Design and Performance Analysis of Inner-Rotor IPM PMSMs for Cogging Torque and Ripple Reduction in EV Applications

• Optimal slot–pole combination selection for the permanent magnet synchronous machine. • Appropriate rotor topology selection for the desired speed-torque characteristics. • Parallel winding configuration to distribute the load effectively across the motor. • Maximum machine efficiency is 95.9%. • Efficiency is maintained at 90% under peak torque conditions. • Torque ripple is maintained below 2% under various airgap and temperature variations. • Negligible vibration at nominal operating speeds. The permanent magnet synchronous machine (PMSM) is a rare earth magnet-based motor, characterized by elevated power density, high torque density, and additional reluctance torque in the total torque operating points. This paper presents the design and validation of a 48 V, 20 Nm inner-rotor interior permanent magnet (IRIPM) PMSM aimed at minimizing cogging torque and torque ripple through the selection of an optimal slot-pole combination, an innovative winding configuration, and optimized magnet geometries.Three magnet configurations—V-shaped, bread-loaf, and straight (horizontal) are investigated to reduce cogging torque to less than 10% of rated torque and torque ripple below 5%. Interior permanent magnet PMSMs are particularly suitable for mid-range EV applications due to their ability to deliver high torque at medium operating speeds ranging from 1000 to 10 000 rpm.
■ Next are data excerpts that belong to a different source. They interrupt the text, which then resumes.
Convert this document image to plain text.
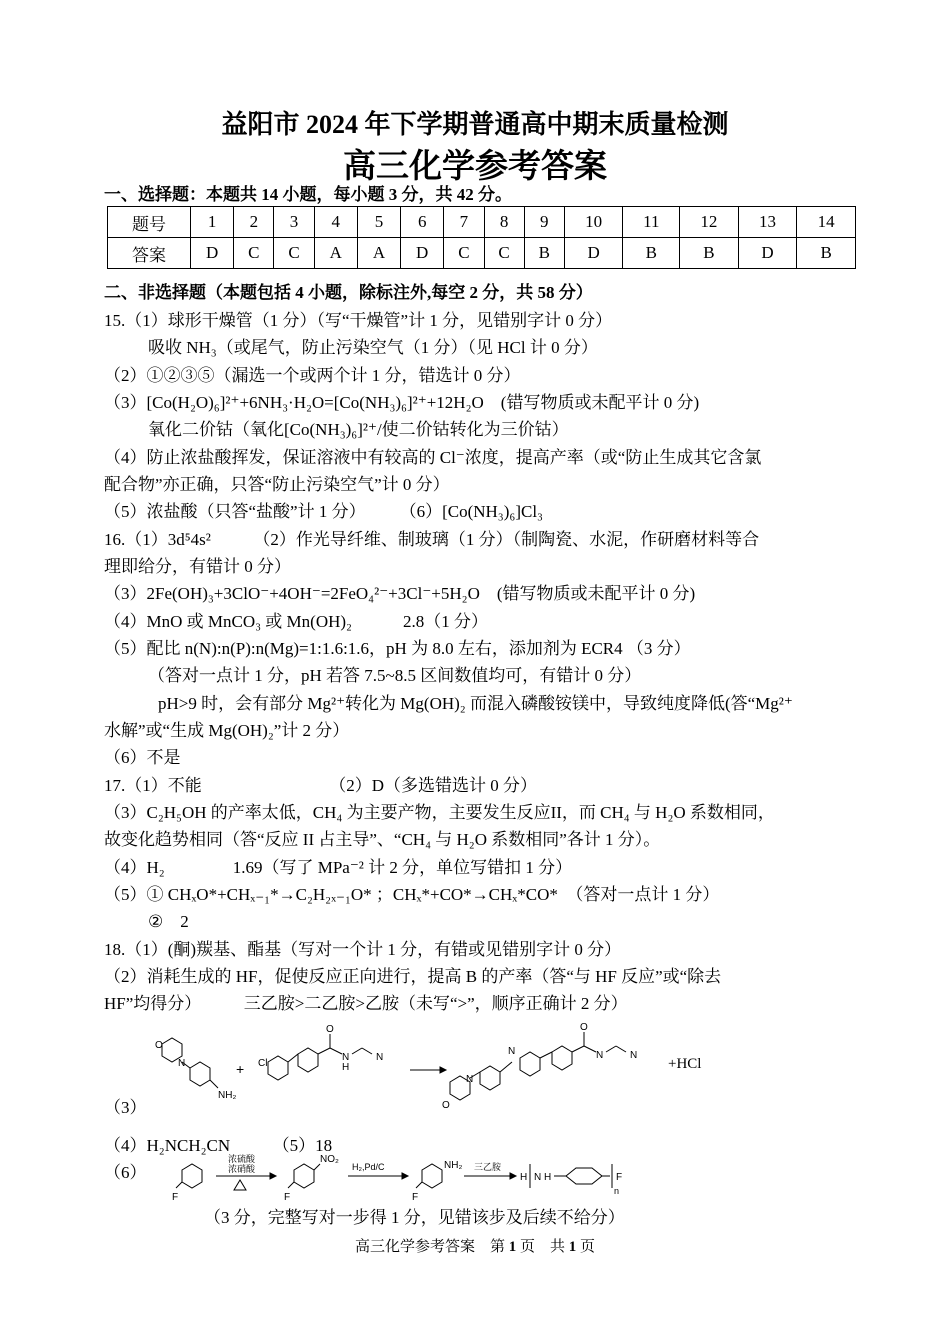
益阳市 2024 年下学期普通高中期末质量检测
高三化学参考答案
一、选择题：本题共 14 小题，每小题 3 分，共 42 分。
题号	1	2	3	4	5	6	7	8	9	10	11	12	13	14
答案	D	C	C	A	A	D	C	C	B	D	B	B	D	B
二、非选择题（本题包括 4 小题，除标注外,每空 2 分，共 58 分）
15.（1）球形干燥管（1 分）（写“干燥管”计 1 分，见错别字计 0 分）
吸收 NH₃（或尾气，防止污染空气（1 分）（见 HCl 计 0 分）
（2）①②③⑤（漏选一个或两个计 1 分，错选计 0 分）
（3）[Co(H₂O)₆]²⁺+6NH₃·H₂O=[Co(NH₃)₆]²⁺+12H₂O　(错写物质或未配平计 0 分)
氧化二价钴（氧化[Co(NH₃)₆]²⁺/使二价钴转化为三价钴）
（4）防止浓盐酸挥发，保证溶液中有较高的 Cl⁻浓度，提高产率（或“防止生成其它含氯
配合物”亦正确，只答“防止污染空气”计 0 分）
（5）浓盐酸（只答“盐酸”计 1 分）　　　（6）[Co(NH₃)₆]Cl₃
16.（1）3d⁵4s²　　　（2）作光导纤维、制玻璃（1 分）（制陶瓷、水泥，作研磨材料等合
理即给分，有错计 0 分）
（3）2Fe(OH)₃+3ClO⁻+4OH⁻=2FeO₄²⁻+3Cl⁻+5H₂O　(错写物质或未配平计 0 分)
（4）MnO 或 MnCO₃ 或 Mn(OH)₂　　　2.8（1 分）
（5）配比 n(N):n(P):n(Mg)=1:1.6:1.6，pH 为 8.0 左右，添加剂为 ECR4 （3 分）
（答对一点计 1 分，pH 若答 7.5~8.5 区间数值均可，有错计 0 分）
pH>9 时，会有部分 Mg²⁺转化为 Mg(OH)₂ 而混入磷酸铵镁中，导致纯度降低(答“Mg²⁺
水解”或“生成 Mg(OH)₂”计 2 分）
（6）不是
17.（1）不能　　　　　　　　（2）D（多选错选计 0 分）
（3）C₂H₅OH 的产率太低，CH₄ 为主要产物，主要发生反应II，而 CH₄ 与 H₂O 系数相同，
故变化趋势相同（答“反应 II 占主导”、“CH₄ 与 H₂O 系数相同”各计 1 分）。
（4）H₂　　　　1.69（写了 MPa⁻² 计 2 分，单位写错扣 1 分）
（5）① CHₓO*+CHₓ₋₁*→C₂H₂ₓ₋₁O* ；CHₓ*+CO*→CHₓ*CO*　（答对一点计 1 分）
②　2
18.（1）(酮)羰基、酯基（写对一个计 1 分，有错或见错别字计 0 分）
（2）消耗生成的 HF，促使反应正向进行，提高 B 的产率（答“与 HF 反应”或“除去
HF”均得分）　　　三乙胺>二乙胺>乙胺（未写“>”，顺序正确计 2 分）
（3）
O
N
NH₂
+ Cl
O
N
H
N
O
N
N
O
N	N
+HCl
（4）H₂NCH₂CN　　　（5）18
（6）
F
浓硫酸
浓硝酸
F
NO₂
H₂,Pd/C
F
NH₂ 三乙胺
H N H	F
n
（3 分，完整写对一步得 1 分，见错该步及后续不给分）
高三化学参考答案　第 1 页　共 1 页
However, conventional slot-pole combinations often exhibit elevated cogging torque and torque ripple. To address this challenge, rotor saliency is optimized through geometric modifications. Finite element analysis (FEA) is carried out using Altair Flux™ 2D in this work to compare the electromagnetic performance of a PMSM motor with three different geometries. Neodymium-Iron-Boron (NdFeB) composite permanent magnets and M230-35A silicon steel laminations are employed. The effects of air-gap variation and temperature on cogging torque and torque ripple are also evaluated. The results demonstrate that the proposed horizontal magnet configuration achieves superior electromagnetic performance with minimal torque ripple, making it suitable for two-wheeler EV applications.